Mon vrai nom est Regina Elisa Godoy Astica. Au Chili, on prend les noms de famille de son père et de sa mère. J'aurais pu commencer ma vie ici avec un autre nom, mais j'ai choisi 'Elie', le surnom que Waldo m'a donné et que ma famille utilisait aussi. C'est un nom que j'aime, je sens que c'est le mien et puis c'était le meilleur choix à cause de tous les problèmes avec mon père, mais pour cela, il faut remonter encore plus en arrière... » ​​​​​​​
Elie confie alors à mes mains l'un des carrés de tissu placés à l'intérieur d’une boîte à ses pieds et reprend la parole. 

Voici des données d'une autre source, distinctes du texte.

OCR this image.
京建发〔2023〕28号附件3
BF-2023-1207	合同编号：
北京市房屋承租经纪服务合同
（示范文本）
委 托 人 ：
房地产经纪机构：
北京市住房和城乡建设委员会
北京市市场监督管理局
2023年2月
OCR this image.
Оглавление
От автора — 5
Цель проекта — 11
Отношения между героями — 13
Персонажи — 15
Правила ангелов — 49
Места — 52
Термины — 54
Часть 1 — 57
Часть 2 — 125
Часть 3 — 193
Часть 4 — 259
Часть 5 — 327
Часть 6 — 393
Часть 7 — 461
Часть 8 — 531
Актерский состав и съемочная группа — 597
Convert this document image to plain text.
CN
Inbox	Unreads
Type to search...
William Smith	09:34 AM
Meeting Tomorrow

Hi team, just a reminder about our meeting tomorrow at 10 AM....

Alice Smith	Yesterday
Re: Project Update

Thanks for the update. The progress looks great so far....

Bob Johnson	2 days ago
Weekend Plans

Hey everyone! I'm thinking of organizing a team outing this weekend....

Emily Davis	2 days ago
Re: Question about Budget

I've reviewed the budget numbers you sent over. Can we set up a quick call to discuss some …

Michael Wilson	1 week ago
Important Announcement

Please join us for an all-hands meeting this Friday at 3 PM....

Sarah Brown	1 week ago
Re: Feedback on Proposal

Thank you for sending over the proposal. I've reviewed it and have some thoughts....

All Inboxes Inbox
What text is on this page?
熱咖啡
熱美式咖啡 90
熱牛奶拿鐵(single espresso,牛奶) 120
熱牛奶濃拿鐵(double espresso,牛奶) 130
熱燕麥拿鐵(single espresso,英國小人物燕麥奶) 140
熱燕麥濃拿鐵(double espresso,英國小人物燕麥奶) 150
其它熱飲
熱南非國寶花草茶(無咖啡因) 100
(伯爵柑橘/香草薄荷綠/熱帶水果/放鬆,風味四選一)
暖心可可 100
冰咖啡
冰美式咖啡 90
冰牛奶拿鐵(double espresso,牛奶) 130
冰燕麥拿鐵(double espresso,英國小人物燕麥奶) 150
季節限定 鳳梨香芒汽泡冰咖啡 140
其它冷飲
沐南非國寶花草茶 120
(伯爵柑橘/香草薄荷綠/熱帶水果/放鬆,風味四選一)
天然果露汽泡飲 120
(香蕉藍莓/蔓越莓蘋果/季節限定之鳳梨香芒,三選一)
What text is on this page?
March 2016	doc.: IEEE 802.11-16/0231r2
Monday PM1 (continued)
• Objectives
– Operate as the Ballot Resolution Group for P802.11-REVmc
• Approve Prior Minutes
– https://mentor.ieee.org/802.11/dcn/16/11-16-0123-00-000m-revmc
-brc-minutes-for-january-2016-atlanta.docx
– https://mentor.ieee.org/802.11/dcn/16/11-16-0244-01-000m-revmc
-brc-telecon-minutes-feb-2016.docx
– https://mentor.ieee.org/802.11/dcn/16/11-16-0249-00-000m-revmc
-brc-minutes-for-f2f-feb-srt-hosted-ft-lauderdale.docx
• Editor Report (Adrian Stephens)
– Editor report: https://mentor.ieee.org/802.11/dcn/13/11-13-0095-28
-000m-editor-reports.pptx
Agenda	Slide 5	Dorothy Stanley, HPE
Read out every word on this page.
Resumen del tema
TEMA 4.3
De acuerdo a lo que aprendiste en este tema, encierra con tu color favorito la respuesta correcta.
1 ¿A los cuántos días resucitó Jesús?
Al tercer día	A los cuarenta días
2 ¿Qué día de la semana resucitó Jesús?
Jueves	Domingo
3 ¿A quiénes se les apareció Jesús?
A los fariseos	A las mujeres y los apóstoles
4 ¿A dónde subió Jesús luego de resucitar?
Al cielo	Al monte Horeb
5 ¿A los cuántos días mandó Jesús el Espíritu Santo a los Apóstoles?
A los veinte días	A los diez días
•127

Le territoire du Chili s'étend en longueur comme l'écume d'une vague mais il est peu habité : au nord, un désert infernal et, pas très loin, une bande de paradis appelée Santiago de Chile ; à l'est, la Cordillère des Andes, le sommet le plus proche du ciel, sépare ce pays de l'Argentine ; à l'ouest, le gel de l'océan Pacifique bloque les pensées et les mouvements ; au sud, en Patagonie, quelqu'un peut avoir son chez-soi.
Au cœur de Santiago, dans une vieille demeure de style espagnol, j'observe Elie, âgée de quelques années et entourée d'orangeraies, d’arbres à kakis, d'avocatiers et d'olivers [3].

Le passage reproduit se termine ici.